Women of Influence - Journeys of Leadership, Representation, and Integrity

March 6, 2026|11:00 AM NZDT|Past event

In Pacific island nations where public funds are scarce and corruption risks high, the underrepresentation of women in supreme audit leadership weakens institutional integrity and accountability at a time when climate finance and development aid demand uncompromised oversight.

Key takeaways

  • PASAI's 2024–2034 strategic plan explicitly commits to targeted leadership cohorts for female SAI leaders, accelerating efforts amid slow regional progress on gender balance in public sector roles.
  • Supreme audit institutions in the Pacific face mounting pressure to audit billions in incoming climate adaptation funds, where weak representation of women in leadership risks overlooking gender-specific impacts and perpetuating inequities.
  • Recent PASAI initiatives like integrity assessments using IntoSAINT since 2019 and a February 2025 gender policy update highlight tensions between formal commitments to equality and persistent cultural, resource, and structural barriers in small-island SAIs.

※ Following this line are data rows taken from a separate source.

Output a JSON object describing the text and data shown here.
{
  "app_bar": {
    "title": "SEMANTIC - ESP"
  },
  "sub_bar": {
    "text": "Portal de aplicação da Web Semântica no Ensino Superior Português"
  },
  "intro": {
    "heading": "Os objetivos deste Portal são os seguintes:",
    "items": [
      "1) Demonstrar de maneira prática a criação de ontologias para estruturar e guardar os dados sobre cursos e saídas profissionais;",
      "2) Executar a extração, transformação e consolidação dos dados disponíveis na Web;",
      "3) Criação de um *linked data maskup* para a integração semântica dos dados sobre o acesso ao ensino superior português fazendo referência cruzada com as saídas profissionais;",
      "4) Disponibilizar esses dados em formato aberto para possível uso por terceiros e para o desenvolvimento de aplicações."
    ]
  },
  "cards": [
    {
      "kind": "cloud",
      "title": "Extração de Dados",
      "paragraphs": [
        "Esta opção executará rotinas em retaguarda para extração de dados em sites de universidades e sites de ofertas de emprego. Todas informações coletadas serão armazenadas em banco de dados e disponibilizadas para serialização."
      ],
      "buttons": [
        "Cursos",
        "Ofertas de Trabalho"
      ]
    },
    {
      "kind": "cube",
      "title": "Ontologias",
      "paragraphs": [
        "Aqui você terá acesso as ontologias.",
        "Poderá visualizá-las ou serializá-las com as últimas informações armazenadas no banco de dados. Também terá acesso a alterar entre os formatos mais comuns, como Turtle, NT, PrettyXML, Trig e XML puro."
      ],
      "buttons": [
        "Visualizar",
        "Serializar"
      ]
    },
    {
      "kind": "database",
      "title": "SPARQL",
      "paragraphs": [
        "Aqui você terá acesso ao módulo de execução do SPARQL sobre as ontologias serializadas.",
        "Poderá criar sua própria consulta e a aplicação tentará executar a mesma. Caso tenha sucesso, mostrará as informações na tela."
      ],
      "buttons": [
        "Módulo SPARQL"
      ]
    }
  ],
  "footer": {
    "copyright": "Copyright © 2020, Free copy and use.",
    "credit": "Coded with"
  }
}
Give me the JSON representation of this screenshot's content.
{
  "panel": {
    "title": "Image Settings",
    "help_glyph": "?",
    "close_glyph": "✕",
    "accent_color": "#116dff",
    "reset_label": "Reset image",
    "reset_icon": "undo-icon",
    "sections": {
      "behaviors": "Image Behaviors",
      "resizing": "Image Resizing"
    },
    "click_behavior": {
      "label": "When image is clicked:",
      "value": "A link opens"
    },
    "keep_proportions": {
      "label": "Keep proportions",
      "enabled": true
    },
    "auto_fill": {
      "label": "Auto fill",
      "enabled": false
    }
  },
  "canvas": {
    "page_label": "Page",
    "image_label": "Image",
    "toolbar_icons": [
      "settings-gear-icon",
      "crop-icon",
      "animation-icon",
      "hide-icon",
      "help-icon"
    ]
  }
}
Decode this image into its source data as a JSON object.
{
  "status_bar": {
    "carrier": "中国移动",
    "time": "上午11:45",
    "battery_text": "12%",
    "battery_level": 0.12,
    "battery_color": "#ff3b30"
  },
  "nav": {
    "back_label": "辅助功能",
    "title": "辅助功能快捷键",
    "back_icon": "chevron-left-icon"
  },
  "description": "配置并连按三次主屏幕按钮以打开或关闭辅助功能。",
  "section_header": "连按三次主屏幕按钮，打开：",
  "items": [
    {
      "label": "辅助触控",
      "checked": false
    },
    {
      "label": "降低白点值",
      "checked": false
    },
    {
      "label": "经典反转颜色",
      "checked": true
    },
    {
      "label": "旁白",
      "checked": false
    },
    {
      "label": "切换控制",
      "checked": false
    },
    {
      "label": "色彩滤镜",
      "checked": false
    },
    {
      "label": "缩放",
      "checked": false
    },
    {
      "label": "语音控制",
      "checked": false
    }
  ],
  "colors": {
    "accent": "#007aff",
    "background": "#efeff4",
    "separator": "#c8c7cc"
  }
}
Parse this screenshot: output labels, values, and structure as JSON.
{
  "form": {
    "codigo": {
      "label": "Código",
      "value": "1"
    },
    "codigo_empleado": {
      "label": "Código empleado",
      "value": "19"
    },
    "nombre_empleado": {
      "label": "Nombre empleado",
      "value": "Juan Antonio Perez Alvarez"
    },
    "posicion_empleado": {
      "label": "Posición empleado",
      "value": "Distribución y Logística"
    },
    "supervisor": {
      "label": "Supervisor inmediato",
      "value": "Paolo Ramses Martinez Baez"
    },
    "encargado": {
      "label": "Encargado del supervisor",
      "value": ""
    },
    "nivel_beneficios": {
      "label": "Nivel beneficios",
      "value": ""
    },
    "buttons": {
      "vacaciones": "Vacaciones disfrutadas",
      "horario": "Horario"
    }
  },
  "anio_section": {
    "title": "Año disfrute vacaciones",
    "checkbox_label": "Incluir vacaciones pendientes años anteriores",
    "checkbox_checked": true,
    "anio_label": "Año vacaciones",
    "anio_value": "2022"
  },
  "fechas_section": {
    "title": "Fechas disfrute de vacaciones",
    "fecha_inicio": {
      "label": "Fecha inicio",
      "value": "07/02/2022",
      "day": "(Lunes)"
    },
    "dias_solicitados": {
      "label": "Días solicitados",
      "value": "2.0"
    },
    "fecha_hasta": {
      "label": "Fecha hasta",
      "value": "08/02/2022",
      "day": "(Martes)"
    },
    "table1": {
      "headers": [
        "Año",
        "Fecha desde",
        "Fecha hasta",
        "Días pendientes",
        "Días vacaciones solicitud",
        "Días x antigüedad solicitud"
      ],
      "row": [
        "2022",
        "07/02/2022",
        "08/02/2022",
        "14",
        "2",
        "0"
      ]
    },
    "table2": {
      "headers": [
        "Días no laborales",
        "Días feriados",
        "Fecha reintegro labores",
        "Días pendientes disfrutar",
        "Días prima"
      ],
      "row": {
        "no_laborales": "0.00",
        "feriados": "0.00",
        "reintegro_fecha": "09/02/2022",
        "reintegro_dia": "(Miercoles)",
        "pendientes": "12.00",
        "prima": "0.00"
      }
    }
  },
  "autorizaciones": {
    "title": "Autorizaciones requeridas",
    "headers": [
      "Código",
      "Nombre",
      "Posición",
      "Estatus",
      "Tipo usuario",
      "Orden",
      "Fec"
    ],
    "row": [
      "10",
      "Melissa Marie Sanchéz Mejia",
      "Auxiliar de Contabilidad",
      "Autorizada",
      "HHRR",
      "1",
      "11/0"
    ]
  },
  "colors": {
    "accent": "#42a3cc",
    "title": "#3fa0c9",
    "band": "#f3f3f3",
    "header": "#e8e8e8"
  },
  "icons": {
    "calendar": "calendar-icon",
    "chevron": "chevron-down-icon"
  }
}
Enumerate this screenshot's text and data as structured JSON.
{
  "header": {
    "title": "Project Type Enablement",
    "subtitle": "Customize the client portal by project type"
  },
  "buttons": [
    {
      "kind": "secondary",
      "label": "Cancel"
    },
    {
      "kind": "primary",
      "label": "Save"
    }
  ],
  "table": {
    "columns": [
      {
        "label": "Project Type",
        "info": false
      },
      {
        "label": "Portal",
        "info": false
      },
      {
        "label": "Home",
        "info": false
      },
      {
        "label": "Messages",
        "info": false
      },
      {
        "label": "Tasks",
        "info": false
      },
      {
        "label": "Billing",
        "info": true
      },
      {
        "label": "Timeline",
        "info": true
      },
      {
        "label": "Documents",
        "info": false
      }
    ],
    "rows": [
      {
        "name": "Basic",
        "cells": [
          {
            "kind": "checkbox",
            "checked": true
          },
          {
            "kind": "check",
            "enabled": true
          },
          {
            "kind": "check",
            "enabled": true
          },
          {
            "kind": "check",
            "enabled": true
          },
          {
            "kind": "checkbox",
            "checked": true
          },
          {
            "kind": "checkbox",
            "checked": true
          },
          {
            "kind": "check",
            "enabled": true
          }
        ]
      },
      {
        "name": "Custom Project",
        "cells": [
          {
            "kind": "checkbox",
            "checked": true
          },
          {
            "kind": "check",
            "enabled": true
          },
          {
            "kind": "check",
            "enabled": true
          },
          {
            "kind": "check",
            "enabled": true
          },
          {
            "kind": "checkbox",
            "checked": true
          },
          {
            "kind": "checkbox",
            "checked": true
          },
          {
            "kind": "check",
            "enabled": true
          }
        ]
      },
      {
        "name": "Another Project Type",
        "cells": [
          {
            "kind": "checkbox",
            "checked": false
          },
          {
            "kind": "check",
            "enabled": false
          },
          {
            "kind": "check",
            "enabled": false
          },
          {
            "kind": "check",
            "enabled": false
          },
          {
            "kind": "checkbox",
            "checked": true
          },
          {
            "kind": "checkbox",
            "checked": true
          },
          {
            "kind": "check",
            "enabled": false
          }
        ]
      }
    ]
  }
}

Gender Gaps in Pacific Audit Leadership

The Pacific Association of Supreme Audit Institutions (PASAI) unites supreme audit institutions (SAIs) across the region to strengthen public financial oversight in some of the world's most vulnerable economies. Many Pacific nations rely heavily on foreign aid and are bracing for massive inflows of climate-related funding, making independent, robust auditing essential to prevent waste, fraud, and misallocation.

Women remain underrepresented in senior SAI roles across the region, mirroring broader public sector and political gender imbalances in Pacific islands. This matters because diverse leadership in audit bodies improves scrutiny of policies affecting women, such as health, education, and disaster response spending—areas where gender-blind approaches often fail to capture differential impacts.

PASAI has elevated gender equality as a priority. Its current strategic plan running to 2034 includes dedicated programs to develop female leaders through cohorts and training, building on earlier gender strategies and a refreshed gender policy from early 2025. These efforts coincide with global pushes by INTOSAI and partners like UNDP to integrate gender perspectives into SAI work, including audits of Sustainable Development Goals.

The stakes are concrete: Pacific SAIs oversee budgets strained by rising debt, post-COVID recovery, and escalating climate costs—estimated in tens of billions over the coming decade. Inaction on gender inclusion risks entrenching male-dominated networks that may undervalue women's perspectives in integrity assessments and governance reforms. Recent PASAI activities, including integrity self-assessments and on-the-ground support in countries like Papua New Guinea, underscore the need for ethical leadership that reflects the populations served.

Non-obvious tensions include the trade-off between capacity building in small SAIs with limited staff and the urgency of addressing gender gaps before major funds arrive. Cultural norms in some member states slow change, even as international donors increasingly tie aid to governance improvements that implicitly demand inclusive institutions.